HC Deb 30 March 1905 vol 143 cc1739-40

It being now Five minutes to Three o'clock, seventeen starred Questions, including those addressed to the Colonial Secretary, remained unanswered.

*MR. McCRAE (Edinburgh, E.)

asked the First Lord of the Treasury whether he would consider the desirability of rearranging the order of Questions. This was the second occasion this week on which Questions to the Colonial Secretary had been put at the end of a long list, and there had been no opportunity of asking them.


I am anxious to arrange the Questions to meet the convenience of the House. Last session a complaint was properly made that Questions addressed to myself were sometimes cut out. I think that the arrangement which has now been made, by which those Questions always come on, is for the general convenience. Recently a request was made to me that while the Army debates were going on the Questions addressed to the Secretary of State for War should come on at a time when they could be answered orally, and I did my best to see that arrangement was carried out. Now hon. Gentlemen complain that the Colonial Secretary, who used to occupy the position now given to the Secretary of State for War, should be put back in his place. It is difficult to frame a scheme to meet everybody's wishes. On certain days we might have the Irish Questions put last.

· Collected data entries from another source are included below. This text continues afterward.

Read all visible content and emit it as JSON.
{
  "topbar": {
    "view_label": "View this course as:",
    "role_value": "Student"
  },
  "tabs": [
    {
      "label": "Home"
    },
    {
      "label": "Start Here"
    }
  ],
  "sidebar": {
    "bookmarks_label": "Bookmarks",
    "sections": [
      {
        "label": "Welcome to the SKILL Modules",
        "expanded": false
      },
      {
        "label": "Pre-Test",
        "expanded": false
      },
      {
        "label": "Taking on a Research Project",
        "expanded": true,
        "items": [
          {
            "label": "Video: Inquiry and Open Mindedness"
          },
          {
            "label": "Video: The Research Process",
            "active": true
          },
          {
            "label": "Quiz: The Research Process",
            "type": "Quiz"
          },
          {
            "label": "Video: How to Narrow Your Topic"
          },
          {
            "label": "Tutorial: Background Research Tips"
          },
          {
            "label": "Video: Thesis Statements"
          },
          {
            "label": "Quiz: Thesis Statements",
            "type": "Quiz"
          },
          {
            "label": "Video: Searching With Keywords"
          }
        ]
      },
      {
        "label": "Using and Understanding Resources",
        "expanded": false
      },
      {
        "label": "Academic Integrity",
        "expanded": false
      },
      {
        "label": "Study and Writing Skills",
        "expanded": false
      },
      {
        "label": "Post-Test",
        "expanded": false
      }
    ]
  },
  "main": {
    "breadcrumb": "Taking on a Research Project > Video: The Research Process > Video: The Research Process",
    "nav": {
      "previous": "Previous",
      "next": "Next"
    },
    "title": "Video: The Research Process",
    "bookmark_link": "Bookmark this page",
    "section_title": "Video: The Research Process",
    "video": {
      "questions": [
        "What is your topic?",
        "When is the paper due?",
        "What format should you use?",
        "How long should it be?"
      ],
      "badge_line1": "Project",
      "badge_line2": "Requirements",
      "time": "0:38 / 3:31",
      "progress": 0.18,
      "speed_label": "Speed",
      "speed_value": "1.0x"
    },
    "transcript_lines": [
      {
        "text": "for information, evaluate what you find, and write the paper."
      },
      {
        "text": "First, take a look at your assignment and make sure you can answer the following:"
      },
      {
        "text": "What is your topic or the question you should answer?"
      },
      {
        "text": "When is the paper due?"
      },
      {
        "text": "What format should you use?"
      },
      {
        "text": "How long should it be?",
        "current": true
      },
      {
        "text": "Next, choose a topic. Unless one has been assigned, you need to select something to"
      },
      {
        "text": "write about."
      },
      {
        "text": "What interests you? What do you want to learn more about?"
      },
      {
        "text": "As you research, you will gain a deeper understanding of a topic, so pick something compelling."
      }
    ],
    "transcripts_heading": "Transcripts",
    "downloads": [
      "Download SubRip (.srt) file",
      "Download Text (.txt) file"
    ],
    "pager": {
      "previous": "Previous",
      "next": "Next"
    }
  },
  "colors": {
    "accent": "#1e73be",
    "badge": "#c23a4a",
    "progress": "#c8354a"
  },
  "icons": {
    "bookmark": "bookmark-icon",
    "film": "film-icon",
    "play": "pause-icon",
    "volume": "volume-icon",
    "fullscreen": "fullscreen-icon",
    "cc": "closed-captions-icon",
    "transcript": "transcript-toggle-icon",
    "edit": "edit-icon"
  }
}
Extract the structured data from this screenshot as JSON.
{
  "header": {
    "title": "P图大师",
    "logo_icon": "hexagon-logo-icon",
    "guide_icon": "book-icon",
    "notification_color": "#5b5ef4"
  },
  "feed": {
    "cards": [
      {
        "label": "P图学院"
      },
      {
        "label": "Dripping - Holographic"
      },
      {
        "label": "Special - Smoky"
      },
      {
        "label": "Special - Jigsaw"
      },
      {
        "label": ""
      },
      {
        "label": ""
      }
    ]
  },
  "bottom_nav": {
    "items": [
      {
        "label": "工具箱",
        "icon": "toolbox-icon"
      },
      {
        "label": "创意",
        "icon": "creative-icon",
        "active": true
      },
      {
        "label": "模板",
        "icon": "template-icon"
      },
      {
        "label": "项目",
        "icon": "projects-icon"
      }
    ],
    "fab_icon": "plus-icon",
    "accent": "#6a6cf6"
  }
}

Leave them out altogether. Tell us to stand aside.


They will all be answered on the Paper. The suggestion made to me will be considered. But it is obviously impossible, if as many Questions are put down as are at present being put down and as many supplementary Questions are asked, that every Question can be answered orally.

MR. JOHN REDMOND (Waterford)

Extend the time.


asked whether the Prime Minister was not invading the province of Mr. Speaker. Were they to understand that the Government arranged the order of Questions?


The matter is arranged amongst the Ministers themselves, but if any complaint about it is brought to my notice I have authority over the list.